October 29th, 2015 8:29 PM

The liberal gay activist group GLAAD’s yearly “Where are We on TV” report for the 2015-2016 TV season was released this past Tuesday, and although the report finds that LGBT characters are up, it also lamented a lack of representation among those living with HIV, and a need for greater racial diversity within the LGBT community.

Ironically, ABC Family was one of the most LGBT-inclusive networks on cable, as well as Showtime; the only three recurring transgender characters on were on these cable channels.

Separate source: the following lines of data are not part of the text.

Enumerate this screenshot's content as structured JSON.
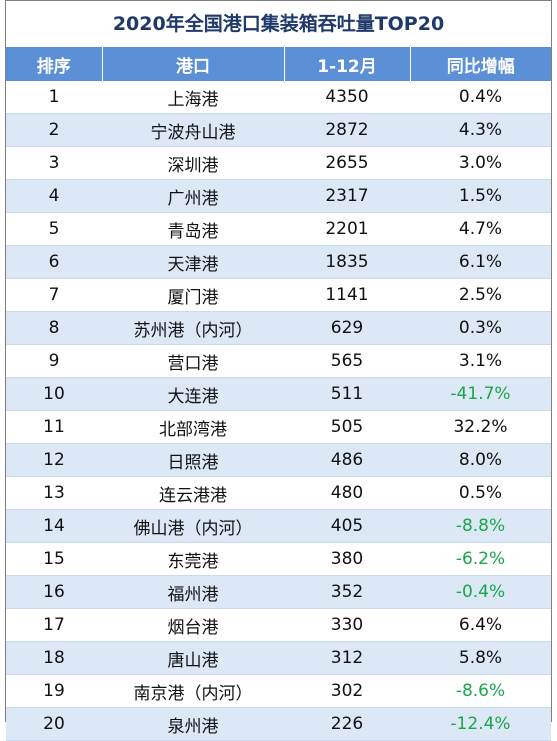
{
  "title": "2020年全国港口集装箱吞吐量TOP20",
  "headers": [
    "排序",
    "港口",
    "1-12月",
    "同比增幅"
  ],
  "colors": {
    "header_bg": "#5b8fd6",
    "title": "#1f3a6a",
    "alt_row": "#dde8f6",
    "negative": "#1aa64b"
  },
  "rows": [
    {
      "rank": "1",
      "port": "上海港",
      "value": "4350",
      "growth": "0.4%",
      "negative": false
    },
    {
      "rank": "2",
      "port": "宁波舟山港",
      "value": "2872",
      "growth": "4.3%",
      "negative": false
    },
    {
      "rank": "3",
      "port": "深圳港",
      "value": "2655",
      "growth": "3.0%",
      "negative": false
    },
    {
      "rank": "4",
      "port": "广州港",
      "value": "2317",
      "growth": "1.5%",
      "negative": false
    },
    {
      "rank": "5",
      "port": "青岛港",
      "value": "2201",
      "growth": "4.7%",
      "negative": false
    },
    {
      "rank": "6",
      "port": "天津港",
      "value": "1835",
      "growth": "6.1%",
      "negative": false
    },
    {
      "rank": "7",
      "port": "厦门港",
      "value": "1141",
      "growth": "2.5%",
      "negative": false
    },
    {
      "rank": "8",
      "port": "苏州港（内河）",
      "value": "629",
      "growth": "0.3%",
      "negative": false
    },
    {
      "rank": "9",
      "port": "营口港",
      "value": "565",
      "growth": "3.1%",
      "negative": false
    },
    {
      "rank": "10",
      "port": "大连港",
      "value": "511",
      "growth": "-41.7%",
      "negative": true
    },
    {
      "rank": "11",
      "port": "北部湾港",
      "value": "505",
      "growth": "32.2%",
      "negative": false
    },
    {
      "rank": "12",
      "port": "日照港",
      "value": "486",
      "growth": "8.0%",
      "negative": false
    },
    {
      "rank": "13",
      "port": "连云港港",
      "value": "480",
      "growth": "0.5%",
      "negative": false
    },
    {
      "rank": "14",
      "port": "佛山港（内河）",
      "value": "405",
      "growth": "-8.8%",
      "negative": true
    },
    {
      "rank": "15",
      "port": "东莞港",
      "value": "380",
      "growth": "-6.2%",
      "negative": true
    },
    {
      "rank": "16",
      "port": "福州港",
      "value": "352",
      "growth": "-0.4%",
      "negative": true
    },
    {
      "rank": "17",
      "port": "烟台港",
      "value": "330",
      "growth": "6.4%",
      "negative": false
    },
    {
      "rank": "18",
      "port": "唐山港",
      "value": "312",
      "growth": "5.8%",
      "negative": false
    },
    {
      "rank": "19",
      "port": "南京港（内河）",
      "value": "302",
      "growth": "-8.6%",
      "negative": true
    },
    {
      "rank": "20",
      "port": "泉州港",
      "value": "226",
      "growth": "-12.4%",
      "negative": true
    }
  ]
}
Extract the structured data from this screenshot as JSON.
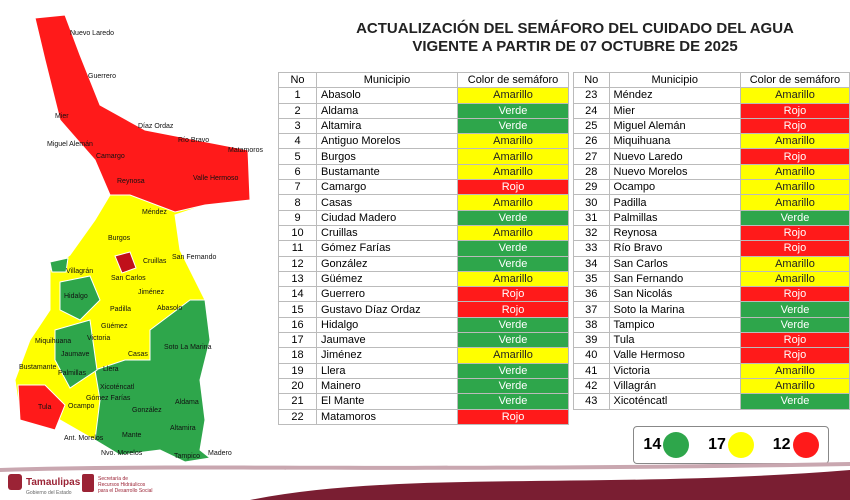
{
  "title": [
    "ACTUALIZACIÓN DEL SEMÁFORO DEL CUIDADO DEL AGUA",
    "VIGENTE A PARTIR DE 07 OCTUBRE DE 2025"
  ],
  "table_header": [
    "No",
    "Municipio",
    "Color de semáforo"
  ],
  "status_colors": {
    "Verde": "#2ea64b",
    "Amarillo": "#ffff00",
    "Rojo": "#ff1a1a"
  },
  "tables": [
    {
      "rows": [
        [
          1,
          "Abasolo",
          "Amarillo"
        ],
        [
          2,
          "Aldama",
          "Verde"
        ],
        [
          3,
          "Altamira",
          "Verde"
        ],
        [
          4,
          "Antiguo Morelos",
          "Amarillo"
        ],
        [
          5,
          "Burgos",
          "Amarillo"
        ],
        [
          6,
          "Bustamante",
          "Amarillo"
        ],
        [
          7,
          "Camargo",
          "Rojo"
        ],
        [
          8,
          "Casas",
          "Amarillo"
        ],
        [
          9,
          "Ciudad Madero",
          "Verde"
        ],
        [
          10,
          "Cruillas",
          "Amarillo"
        ],
        [
          11,
          "Gómez Farías",
          "Verde"
        ],
        [
          12,
          "González",
          "Verde"
        ],
        [
          13,
          "Güémez",
          "Amarillo"
        ],
        [
          14,
          "Guerrero",
          "Rojo"
        ],
        [
          15,
          "Gustavo Díaz Ordaz",
          "Rojo"
        ],
        [
          16,
          "Hidalgo",
          "Verde"
        ],
        [
          17,
          "Jaumave",
          "Verde"
        ],
        [
          18,
          "Jiménez",
          "Amarillo"
        ],
        [
          19,
          "Llera",
          "Verde"
        ],
        [
          20,
          "Mainero",
          "Verde"
        ],
        [
          21,
          "El Mante",
          "Verde"
        ],
        [
          22,
          "Matamoros",
          "Rojo"
        ]
      ]
    },
    {
      "rows": [
        [
          23,
          "Méndez",
          "Amarillo"
        ],
        [
          24,
          "Mier",
          "Rojo"
        ],
        [
          25,
          "Miguel Alemán",
          "Rojo"
        ],
        [
          26,
          "Miquihuana",
          "Amarillo"
        ],
        [
          27,
          "Nuevo Laredo",
          "Rojo"
        ],
        [
          28,
          "Nuevo Morelos",
          "Amarillo"
        ],
        [
          29,
          "Ocampo",
          "Amarillo"
        ],
        [
          30,
          "Padilla",
          "Amarillo"
        ],
        [
          31,
          "Palmillas",
          "Verde"
        ],
        [
          32,
          "Reynosa",
          "Rojo"
        ],
        [
          33,
          "Río Bravo",
          "Rojo"
        ],
        [
          34,
          "San Carlos",
          "Amarillo"
        ],
        [
          35,
          "San Fernando",
          "Amarillo"
        ],
        [
          36,
          "San Nicolás",
          "Rojo"
        ],
        [
          37,
          "Soto la Marina",
          "Verde"
        ],
        [
          38,
          "Tampico",
          "Verde"
        ],
        [
          39,
          "Tula",
          "Rojo"
        ],
        [
          40,
          "Valle Hermoso",
          "Rojo"
        ],
        [
          41,
          "Victoria",
          "Amarillo"
        ],
        [
          42,
          "Villagrán",
          "Amarillo"
        ],
        [
          43,
          "Xicoténcatl",
          "Verde"
        ]
      ]
    }
  ],
  "legend": [
    {
      "count": 14,
      "color": "#2ea64b"
    },
    {
      "count": 17,
      "color": "#ffff00"
    },
    {
      "count": 12,
      "color": "#ff1a1a"
    }
  ],
  "map_labels": [
    "Nuevo Laredo",
    "Guerrero",
    "Mier",
    "Miguel Alemán",
    "Camargo",
    "Díaz Ordaz",
    "Río Bravo",
    "Matamoros",
    "Valle Hermoso",
    "Reynosa",
    "Méndez",
    "Burgos",
    "Cruillas",
    "San Fernando",
    "Villagrán",
    "San Carlos",
    "Jiménez",
    "Hidalgo",
    "Abasolo",
    "Padilla",
    "Güémez",
    "Victoria",
    "Soto La Marina",
    "Miquihuana",
    "Jaumave",
    "Casas",
    "Llera",
    "Bustamante",
    "Palmillas",
    "Tula",
    "Ocampo",
    "Xicoténcatl",
    "Gómez Farías",
    "Aldama",
    "González",
    "Mante",
    "Altamira",
    "Ant. Morelos",
    "Nvo. Morelos",
    "Tampico",
    "Madero"
  ],
  "footer": {
    "state": "Tamaulipas",
    "state_sub": "Gobierno del Estado",
    "agency": [
      "Secretaría de",
      "Recursos Hidráulicos",
      "para el Desarrollo Social"
    ]
  }
}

Traditional TV outlets had no representation of the LGBT community, although streaming services such as Hulu, Netflix, and Amazon saw four transgender characters, with two being leads on Transparent and Sense8. 

Up five percent from last year, 33 percent of characters on broadcast TV were lesbian, while bisexual characters went up from last year’s 20 percent, the report found that bisexual stereotypes still reinforced damaging representations. 

Some more numbers – the number of LGBT characters went from 64 in 2014 to 84 this year, with 58 of those being recurring characters.  Even though there was an increase in black characters, 70 percent were still white. There were 145 regular black characters on TV, with only 59 being women.  Overall, women make up 43 percent of the characters – up three percent since last year.

Sarah Kate Ellis, CEO & president of GLAAD, wants TV to see the “full diversity of the LGBT community,” and says it’s “not enough to just include LGBT characters; those characters need to be portrayed with thought and care to accurately represent an often tokenized community.”

Ellis told Entertainment Weekly, “Each of us lives at the intersection of many identities and it’s important that television characters reflect the full diversity of the LGBT community…” and cites Empire, Transparent, and Orange Is the New Black as successful shows that “can serve as an example to network executives that audiences are looking for stories they haven’t seen before; indeed, there are still plenty of stories about our community yet to be told.”

 But isn’t it “tokenizing” to demand Hollywood scriptwriters and casting directors obey leftist “diversity” requirements to all the better churn out “plenty of stories about” the LGBT community? How, exactly, does this form of affirmative action lead to higher-quality writing, acting, and directing which producers quality TV?